Moreover, as we dived deeper into the investigation, we discovered several spyware tools for Windows that form an implant for exfiltrating sensitive data on a targeted machine. The version we found was built at the beginning of 2017, and at the moment we are not sure whether this implant has been used in the wild.
It seems to be Italian. Ars Technica speculates that it is related to Hacking Team:
That’s not to say the malware is perfect. The various versions examined by Kaspersky Lab contained several artifacts that provide valuable clues about the people who may have developed and maintained the code. Traces include the domain name h3g.co, which was registered by Italian IT firm Negg International. Negg officials didn’t respond to an email requesting comment for this post. The malware may be filling a void left after the epic hack in 2015 of Hacking Team, another Italy-based developer of spyware.
BoingBoing post.
echo • January 22, 2018 12:30 PM
I keep a very small footprint with my mobile phones which helps mitigate threats but does not remove theoretical threats through subverting third parties.
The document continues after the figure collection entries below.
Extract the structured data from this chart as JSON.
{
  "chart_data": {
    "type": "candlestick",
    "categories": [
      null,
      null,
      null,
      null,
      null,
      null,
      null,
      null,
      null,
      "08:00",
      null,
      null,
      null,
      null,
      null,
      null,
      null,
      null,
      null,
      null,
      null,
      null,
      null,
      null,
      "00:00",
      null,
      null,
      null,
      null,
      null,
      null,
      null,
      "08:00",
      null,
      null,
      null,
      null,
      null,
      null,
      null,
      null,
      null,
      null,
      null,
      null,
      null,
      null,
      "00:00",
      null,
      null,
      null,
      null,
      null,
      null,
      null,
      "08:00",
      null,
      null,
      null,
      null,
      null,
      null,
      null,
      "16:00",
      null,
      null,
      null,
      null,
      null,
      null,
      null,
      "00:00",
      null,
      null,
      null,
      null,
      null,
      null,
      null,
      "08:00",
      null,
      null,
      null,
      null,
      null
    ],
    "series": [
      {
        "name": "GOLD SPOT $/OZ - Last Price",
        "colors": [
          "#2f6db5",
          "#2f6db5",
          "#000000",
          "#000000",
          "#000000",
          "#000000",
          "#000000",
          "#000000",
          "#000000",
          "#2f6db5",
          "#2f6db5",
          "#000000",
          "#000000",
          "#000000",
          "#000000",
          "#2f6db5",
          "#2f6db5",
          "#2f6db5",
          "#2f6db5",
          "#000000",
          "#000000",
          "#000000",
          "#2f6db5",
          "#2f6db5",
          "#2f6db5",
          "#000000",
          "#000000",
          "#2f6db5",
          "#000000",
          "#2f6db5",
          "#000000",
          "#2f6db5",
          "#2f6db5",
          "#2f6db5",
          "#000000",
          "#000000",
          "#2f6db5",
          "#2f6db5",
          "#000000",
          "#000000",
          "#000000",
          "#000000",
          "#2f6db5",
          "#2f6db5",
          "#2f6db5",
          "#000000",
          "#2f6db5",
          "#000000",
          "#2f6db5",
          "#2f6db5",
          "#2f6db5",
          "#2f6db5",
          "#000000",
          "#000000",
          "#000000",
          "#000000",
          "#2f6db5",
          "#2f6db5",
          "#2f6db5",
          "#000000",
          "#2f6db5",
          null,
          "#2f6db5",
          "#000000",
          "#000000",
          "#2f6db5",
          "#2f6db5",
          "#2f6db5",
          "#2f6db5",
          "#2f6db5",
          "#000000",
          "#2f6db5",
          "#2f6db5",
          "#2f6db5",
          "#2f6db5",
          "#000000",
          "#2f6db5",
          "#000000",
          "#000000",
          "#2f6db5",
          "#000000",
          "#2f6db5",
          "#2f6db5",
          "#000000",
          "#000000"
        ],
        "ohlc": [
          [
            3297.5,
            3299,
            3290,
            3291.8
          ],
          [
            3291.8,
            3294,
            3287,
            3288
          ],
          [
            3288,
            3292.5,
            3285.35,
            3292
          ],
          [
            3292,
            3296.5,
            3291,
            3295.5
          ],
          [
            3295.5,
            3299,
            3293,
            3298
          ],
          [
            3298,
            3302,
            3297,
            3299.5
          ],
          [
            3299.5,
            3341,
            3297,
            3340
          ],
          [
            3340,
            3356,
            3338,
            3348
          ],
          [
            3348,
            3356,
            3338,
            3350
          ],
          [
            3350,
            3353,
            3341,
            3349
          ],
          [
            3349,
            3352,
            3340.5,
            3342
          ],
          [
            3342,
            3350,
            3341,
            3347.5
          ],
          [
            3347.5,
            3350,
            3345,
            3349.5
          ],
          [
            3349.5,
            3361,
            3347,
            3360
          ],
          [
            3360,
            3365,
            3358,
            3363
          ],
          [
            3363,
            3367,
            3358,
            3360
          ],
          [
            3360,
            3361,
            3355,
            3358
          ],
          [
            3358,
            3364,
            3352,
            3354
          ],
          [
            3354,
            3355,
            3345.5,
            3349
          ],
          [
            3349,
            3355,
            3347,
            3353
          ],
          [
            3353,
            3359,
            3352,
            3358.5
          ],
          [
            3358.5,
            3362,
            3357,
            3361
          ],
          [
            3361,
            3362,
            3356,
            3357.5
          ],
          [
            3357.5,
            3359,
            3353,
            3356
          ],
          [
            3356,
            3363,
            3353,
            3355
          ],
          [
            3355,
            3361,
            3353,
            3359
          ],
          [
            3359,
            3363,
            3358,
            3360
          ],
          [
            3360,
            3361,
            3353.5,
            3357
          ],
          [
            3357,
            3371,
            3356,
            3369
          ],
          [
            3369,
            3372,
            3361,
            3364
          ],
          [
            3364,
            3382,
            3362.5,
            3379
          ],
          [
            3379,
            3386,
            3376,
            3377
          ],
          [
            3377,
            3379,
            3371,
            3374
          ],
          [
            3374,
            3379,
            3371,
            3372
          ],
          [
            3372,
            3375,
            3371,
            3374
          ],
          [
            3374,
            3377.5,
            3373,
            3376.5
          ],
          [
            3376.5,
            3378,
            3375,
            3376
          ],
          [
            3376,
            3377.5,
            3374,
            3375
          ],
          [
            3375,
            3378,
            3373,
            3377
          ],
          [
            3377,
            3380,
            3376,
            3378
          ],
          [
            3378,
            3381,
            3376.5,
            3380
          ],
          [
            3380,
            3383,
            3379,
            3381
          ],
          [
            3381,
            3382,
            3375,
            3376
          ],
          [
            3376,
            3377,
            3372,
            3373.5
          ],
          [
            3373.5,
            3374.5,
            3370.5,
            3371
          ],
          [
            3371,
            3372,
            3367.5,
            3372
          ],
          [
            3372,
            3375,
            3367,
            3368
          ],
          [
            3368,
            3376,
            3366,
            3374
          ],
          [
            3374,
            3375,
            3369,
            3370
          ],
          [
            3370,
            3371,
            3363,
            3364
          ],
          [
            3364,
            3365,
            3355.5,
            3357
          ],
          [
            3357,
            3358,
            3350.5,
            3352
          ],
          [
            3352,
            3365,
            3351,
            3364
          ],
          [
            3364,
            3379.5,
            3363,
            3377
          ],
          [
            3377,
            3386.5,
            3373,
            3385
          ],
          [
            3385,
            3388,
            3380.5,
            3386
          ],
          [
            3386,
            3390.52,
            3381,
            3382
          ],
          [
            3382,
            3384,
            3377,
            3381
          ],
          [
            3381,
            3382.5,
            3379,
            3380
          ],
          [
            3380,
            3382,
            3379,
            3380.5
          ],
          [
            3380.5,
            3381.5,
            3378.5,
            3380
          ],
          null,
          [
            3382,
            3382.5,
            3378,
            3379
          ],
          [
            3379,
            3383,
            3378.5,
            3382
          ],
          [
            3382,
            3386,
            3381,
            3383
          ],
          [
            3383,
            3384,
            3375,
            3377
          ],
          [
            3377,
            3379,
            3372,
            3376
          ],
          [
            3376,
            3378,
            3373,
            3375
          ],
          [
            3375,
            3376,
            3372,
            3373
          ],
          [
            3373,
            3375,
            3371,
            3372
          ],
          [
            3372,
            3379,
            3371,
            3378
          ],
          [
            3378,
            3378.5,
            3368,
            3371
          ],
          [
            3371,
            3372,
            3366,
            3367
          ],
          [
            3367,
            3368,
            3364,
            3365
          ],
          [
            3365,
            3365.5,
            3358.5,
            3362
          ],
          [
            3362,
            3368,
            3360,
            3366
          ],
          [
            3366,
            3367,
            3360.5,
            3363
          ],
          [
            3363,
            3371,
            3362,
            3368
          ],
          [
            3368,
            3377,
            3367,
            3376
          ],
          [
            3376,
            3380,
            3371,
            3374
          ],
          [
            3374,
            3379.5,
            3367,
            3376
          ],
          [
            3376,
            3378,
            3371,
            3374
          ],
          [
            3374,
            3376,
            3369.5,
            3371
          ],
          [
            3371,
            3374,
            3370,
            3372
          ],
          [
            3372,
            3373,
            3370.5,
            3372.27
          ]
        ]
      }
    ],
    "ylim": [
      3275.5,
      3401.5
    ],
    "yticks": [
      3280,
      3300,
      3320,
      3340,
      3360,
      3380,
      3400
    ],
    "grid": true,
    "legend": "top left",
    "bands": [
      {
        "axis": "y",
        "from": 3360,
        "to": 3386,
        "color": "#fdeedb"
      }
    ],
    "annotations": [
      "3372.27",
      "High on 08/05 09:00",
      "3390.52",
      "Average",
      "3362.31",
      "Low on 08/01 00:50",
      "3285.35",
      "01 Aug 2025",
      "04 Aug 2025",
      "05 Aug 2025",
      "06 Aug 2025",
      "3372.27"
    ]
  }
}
This report was an educational run through the techniques they used which I have read or seen examples of in the past although in different forms and not all in one place. On Windows I noticed anti-virus software flag files generated with the Py2exe tool but no warnings are given on the actual payload itself. Is it possible that some form of checking is possible on the payload instead of generating suspicions that a warning may just be a false alarm?